Latest post of the previous page:
W sumie to masz rację. Ludzie czytający takie książki potrafią akceptować różnorodność. I nawet ją lubią. ;DNiver pisze:Lubię fantasy, ale sądzę, że przydałoby się coś zupełnie nowego, czego nie ma lub nie jest jeszcze popularne.
Podejdziesz do kogokolwiek i spytasz się go czy wie co to jest: smok, elf, krasnolud, drzewiec (lub ent), czarodziej itd. Wątpię by ktoś nie wiedział oprócz mojej babci.
A skąd wiesz, że będziesz wpychał się na siłę? Może akurat Twoja powieść spodoba się wydawnictwu.Niver pisze:Piszę do szuflady, nie dla pieniędzy, nie dla sławy. Tylko dla własnej ambicji. A to, czy wyjdzie kiedyś na światło dzienne to się przekonam w przyszłości. Także nie popełnię błędu niektórych debiutantów - pójście na skróty. Wytykać palcami nie będę, ale ja osobiście nie lubię się pchać na siłę.
Aha, i jestem dziewczyną, drogi Niverze.

***
Też napiszę o 'moim' świecie.
Miasteczko Masarili zostało podświadomie stworzone przez człowieka, który cały czas myśłał wyłącznie o sobie. Było to kilkaset lat temu, więc nikt już nie pamięta jak zniknął w tajemniczych okolicznościach...
Na początku świat ten był niczym, lecz mężczyzna, który trafiał tam w transie (medytacja) znał sie na magii. Nie był Bogiem wiec wszystko co tworzył bylo sztuczne.
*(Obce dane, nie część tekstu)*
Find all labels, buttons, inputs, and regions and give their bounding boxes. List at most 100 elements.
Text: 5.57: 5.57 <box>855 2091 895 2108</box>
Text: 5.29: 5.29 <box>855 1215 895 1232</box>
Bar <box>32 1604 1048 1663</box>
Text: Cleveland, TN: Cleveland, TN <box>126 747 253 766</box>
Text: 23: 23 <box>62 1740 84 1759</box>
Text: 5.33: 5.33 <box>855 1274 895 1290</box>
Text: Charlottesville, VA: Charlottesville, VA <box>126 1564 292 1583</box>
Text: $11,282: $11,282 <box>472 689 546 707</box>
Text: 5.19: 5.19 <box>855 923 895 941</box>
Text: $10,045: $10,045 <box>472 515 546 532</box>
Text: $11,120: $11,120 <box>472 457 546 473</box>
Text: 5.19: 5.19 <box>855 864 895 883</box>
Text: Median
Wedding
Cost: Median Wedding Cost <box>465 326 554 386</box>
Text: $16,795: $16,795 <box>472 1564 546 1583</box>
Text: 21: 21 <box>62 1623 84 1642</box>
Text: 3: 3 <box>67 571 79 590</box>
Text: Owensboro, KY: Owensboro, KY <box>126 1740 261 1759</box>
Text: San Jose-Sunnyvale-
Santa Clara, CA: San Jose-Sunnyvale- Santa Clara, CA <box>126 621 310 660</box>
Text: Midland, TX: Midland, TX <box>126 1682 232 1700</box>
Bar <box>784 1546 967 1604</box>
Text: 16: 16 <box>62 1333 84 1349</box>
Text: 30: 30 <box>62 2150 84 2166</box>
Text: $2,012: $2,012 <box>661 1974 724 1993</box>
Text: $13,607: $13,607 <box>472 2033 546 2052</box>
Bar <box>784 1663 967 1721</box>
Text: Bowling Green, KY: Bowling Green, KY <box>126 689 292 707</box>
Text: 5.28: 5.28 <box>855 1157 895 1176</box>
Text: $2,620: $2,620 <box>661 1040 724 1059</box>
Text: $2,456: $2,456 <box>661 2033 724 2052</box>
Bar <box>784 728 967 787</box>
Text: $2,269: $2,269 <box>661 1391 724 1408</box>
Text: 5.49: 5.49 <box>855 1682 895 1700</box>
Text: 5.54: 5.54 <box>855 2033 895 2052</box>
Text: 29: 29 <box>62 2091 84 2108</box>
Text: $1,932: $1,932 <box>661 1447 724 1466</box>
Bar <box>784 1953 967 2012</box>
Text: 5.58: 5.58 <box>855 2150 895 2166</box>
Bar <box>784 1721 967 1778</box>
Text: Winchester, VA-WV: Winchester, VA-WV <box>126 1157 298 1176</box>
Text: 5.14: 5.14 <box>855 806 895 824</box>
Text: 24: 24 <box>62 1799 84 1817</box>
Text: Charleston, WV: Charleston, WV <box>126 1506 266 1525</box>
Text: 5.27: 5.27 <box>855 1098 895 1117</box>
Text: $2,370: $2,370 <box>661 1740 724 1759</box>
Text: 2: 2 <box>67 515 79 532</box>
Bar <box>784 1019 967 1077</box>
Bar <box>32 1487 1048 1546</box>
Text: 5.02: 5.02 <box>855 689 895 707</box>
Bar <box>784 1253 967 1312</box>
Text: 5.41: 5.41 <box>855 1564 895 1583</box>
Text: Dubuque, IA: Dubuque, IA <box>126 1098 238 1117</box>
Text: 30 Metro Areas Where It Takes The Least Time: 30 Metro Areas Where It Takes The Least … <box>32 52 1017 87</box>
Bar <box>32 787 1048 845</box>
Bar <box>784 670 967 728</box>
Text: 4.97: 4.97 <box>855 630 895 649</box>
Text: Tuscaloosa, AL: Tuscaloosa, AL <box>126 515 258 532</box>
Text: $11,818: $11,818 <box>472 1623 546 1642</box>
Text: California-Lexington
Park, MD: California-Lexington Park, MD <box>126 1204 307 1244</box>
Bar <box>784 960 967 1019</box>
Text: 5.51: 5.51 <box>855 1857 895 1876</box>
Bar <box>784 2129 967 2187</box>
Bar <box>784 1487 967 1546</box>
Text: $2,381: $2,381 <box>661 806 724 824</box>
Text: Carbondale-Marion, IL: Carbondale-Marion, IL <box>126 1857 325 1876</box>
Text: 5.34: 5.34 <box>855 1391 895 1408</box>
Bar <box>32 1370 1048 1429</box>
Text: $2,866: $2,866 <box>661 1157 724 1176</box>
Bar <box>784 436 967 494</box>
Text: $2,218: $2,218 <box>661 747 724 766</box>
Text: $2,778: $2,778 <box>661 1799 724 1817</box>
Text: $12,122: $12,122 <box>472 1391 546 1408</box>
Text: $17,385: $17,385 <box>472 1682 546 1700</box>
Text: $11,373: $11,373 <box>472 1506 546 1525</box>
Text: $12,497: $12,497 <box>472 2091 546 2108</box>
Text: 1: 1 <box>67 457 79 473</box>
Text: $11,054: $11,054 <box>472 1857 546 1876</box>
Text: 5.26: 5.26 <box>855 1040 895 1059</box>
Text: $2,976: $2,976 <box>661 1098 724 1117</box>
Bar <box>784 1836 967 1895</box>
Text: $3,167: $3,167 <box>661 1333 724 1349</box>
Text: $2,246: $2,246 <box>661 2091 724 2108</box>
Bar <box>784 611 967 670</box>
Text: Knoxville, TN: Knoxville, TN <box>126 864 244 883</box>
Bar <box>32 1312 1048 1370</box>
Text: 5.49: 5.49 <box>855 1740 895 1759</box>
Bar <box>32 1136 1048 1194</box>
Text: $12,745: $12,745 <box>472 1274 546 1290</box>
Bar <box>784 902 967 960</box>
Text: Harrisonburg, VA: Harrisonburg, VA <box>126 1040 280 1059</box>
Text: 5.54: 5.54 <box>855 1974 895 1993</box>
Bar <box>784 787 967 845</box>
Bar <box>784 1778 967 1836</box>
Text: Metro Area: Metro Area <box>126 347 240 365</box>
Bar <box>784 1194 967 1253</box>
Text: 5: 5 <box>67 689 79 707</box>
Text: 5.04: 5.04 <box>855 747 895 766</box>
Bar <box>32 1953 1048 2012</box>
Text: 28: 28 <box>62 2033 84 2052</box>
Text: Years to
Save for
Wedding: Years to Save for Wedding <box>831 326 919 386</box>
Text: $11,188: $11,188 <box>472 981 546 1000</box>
Kiedy już świat wyglądał w miarę przyzwoicie zabrał swego jedynego syna i odszedł do miasteczka.
Syn okazał się dobrym człowiekiem. Po śmierci ojca postanowił już nigdy nie dopuścić do tego by ktoś stał się takim egoistą jak jego ojciec. Wrócił na ziemię, zebrał ludzi o czystych sercach, którzy również pragnęli pomóc innym i wrócili do świata stworzonego przez samoluba.
****
Stworzony świat już jest dziełem syna, Kierona. Zbudowana jest tam Placówka, w której umieszczają egoistów, którzy są blisko przejścia na złą drogę. A nawet niektórzy z nich już to zrobili. Dzięki temu, że ojciec Kierona stworzył drzewa, kwiaty, trawę itd. jako sztuczne ozdoby, uczniowie Kierona i jego przyjaciól zaczynają doceniać swój (nasz) świat i zmieniają się.
Jak sie tam dostają? Sa zabierani. Wielu podwładnych, którzy po skończeniu szkoły nie chcą wracać do rodziny wyłapują egoistów ze świata.
Teraz coś na temat szkoły.
Sa trzy grupy.
1) Zamieszczam tutaj osoby, które nie zboczyły jeszcze aż tak bardzo z dobrej scieżki, lecz pragnęły umrzeć, odejść ze świata żywych.
2) Ludzie myślący tylko i wyłącznie o sobie. Alkoholicy, narkomani itd.
3) Mordercy, którym jeszcze można pomóc. Samobójcy. Ci, którzy sie samookaleczają.
Czym wyżej tym jest surowiej traktowany. Każda grupa ma swojego wychowawcę, opiekuna.
Jak sie można wydostać ze świata? To proste. Skonczyć wszystkie klasy. Bedzie ich 5.
Do miasteczka dochodzi również las. Wyrzucani są tam Ci, którzy nie mają zamiaru sie poprawić.
Przepraszam jeśli są jakieś błędy lub brak znaków polskich, ale mój komputer jest po prostu... ekhm.